This post is an extended synopsis of Stefan, A. M., Katsimpokis, D., Gronau, Q. F. & Wagenmakers, E.-J. (2021). Expert agreement in prior elicitation and its effects on Bayesian inference. Preprint available on PsyArXiv: https://psyarxiv.com/8xkqd/
Bayesian inference requires the specification of prior distributions that quantify the pre-data uncertainty about parameter values. One way to specify prior distributions is through prior elicitation, an interview method guiding field experts through the process of expressing their knowledge in the form of a probability distribution. However, prior distributions elicited from experts can be subject to idiosyncrasies of experts and elicitation procedures, raising the spectre of subjectivity and prejudice. In a new pre-print, we investigate the effect of interpersonal variation in elicited prior distributions on the Bayes factor hypothesis test. We elicited prior distributions from six academic experts with a background in different fields of psychology and applied the elicited prior distributions as well as commonly used default priors in a re-analysis of 1710 studies in psychology. The degree to which the Bayes factors vary as a function of the different prior distributions is quantified by three measures of concordance of evidence: We assess whether the prior distributions change the Bayes factor direction, whether they cause a switch in the category of evidence strength, and how much influence they have on the value of the Bayes factor. Our results show that although the Bayes factor is sensitive to changes in the prior distribution, these changes rarely affect the qualitative conclusions of a hypothesis test. We hope that these results help researchers gauge the influence of interpersonal variation in elicited prior distributions in future psychological studies. Additionally, our sensitivity analyses can be used as a template for Bayesian robustness analyses that involves prior elicitation from multiple experts.

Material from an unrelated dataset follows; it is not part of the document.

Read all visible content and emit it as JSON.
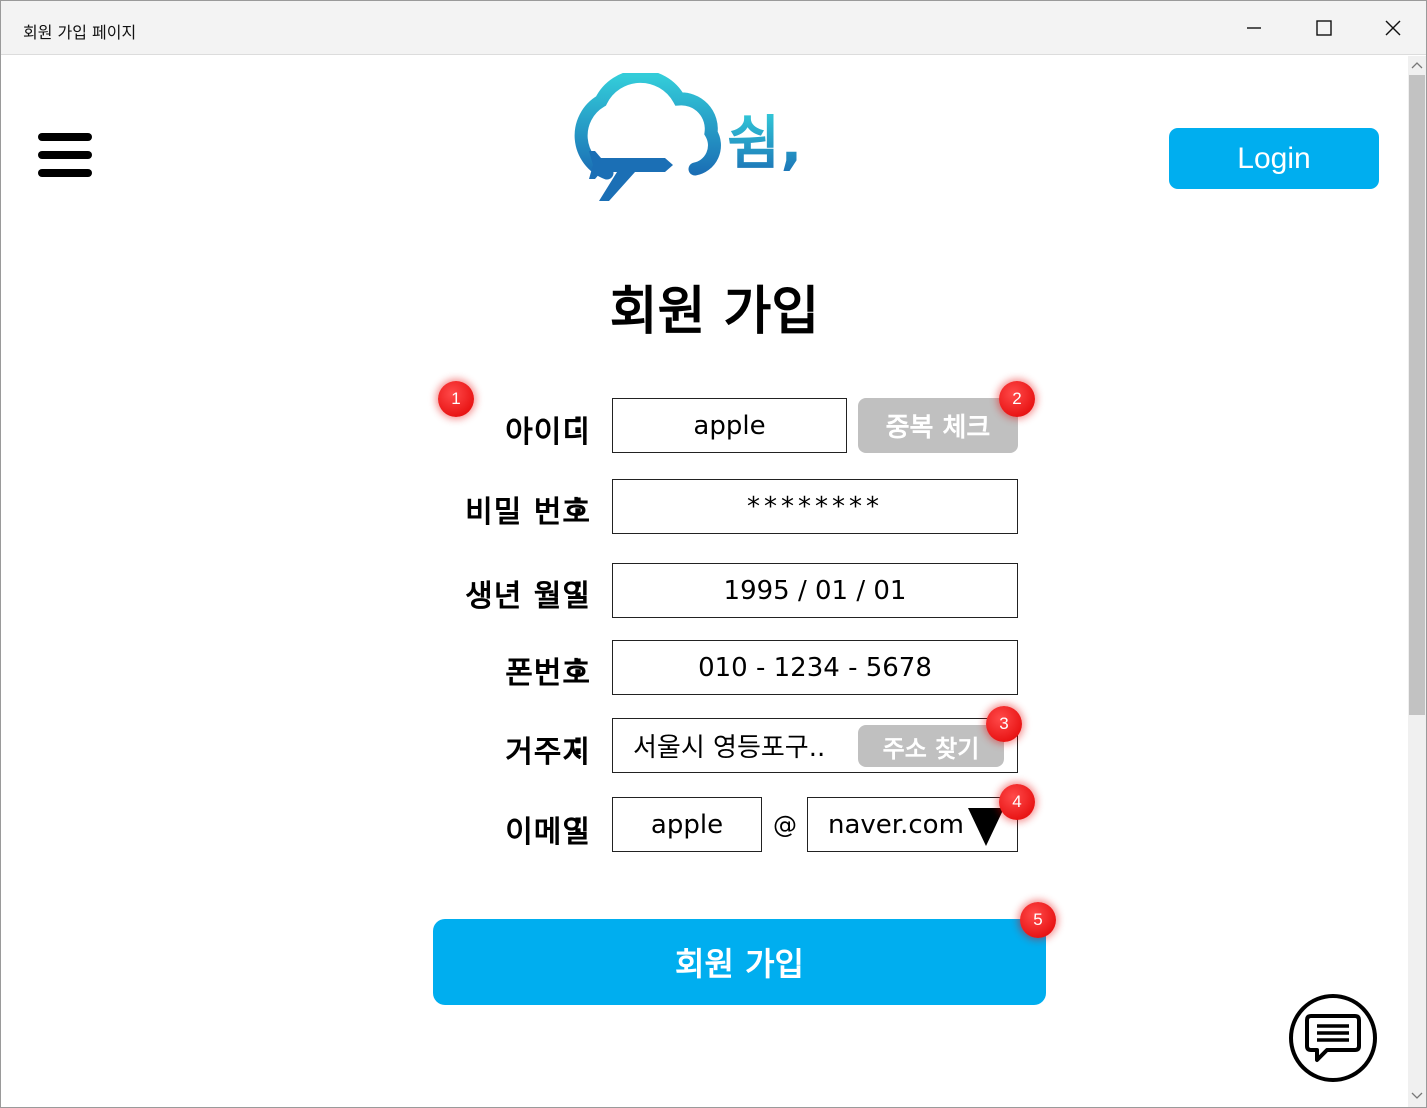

Different experts – different priors?
The goal of a prior elicitation effort is to formulate a probability distribution that represents the subjective knowledge of an expert. This probability distribution can then be used as a prior distribution on parameters in a Bayesian model. Parameter values the expert deems plausible receive a higher probability density, parameter values the expert deems implausible receive a lower probability density. Of course, most of us know from personal experience that experts can differ in their opinions. But to what extent will these differences influence elicited prior distributions? Here, we asked six experts from different fields in psychology about plausible values for small-to-medium effect sizes in their field. Below, you can see the elicited prior distribution for Cohen’s d for all experts alongside with their respective fields of research.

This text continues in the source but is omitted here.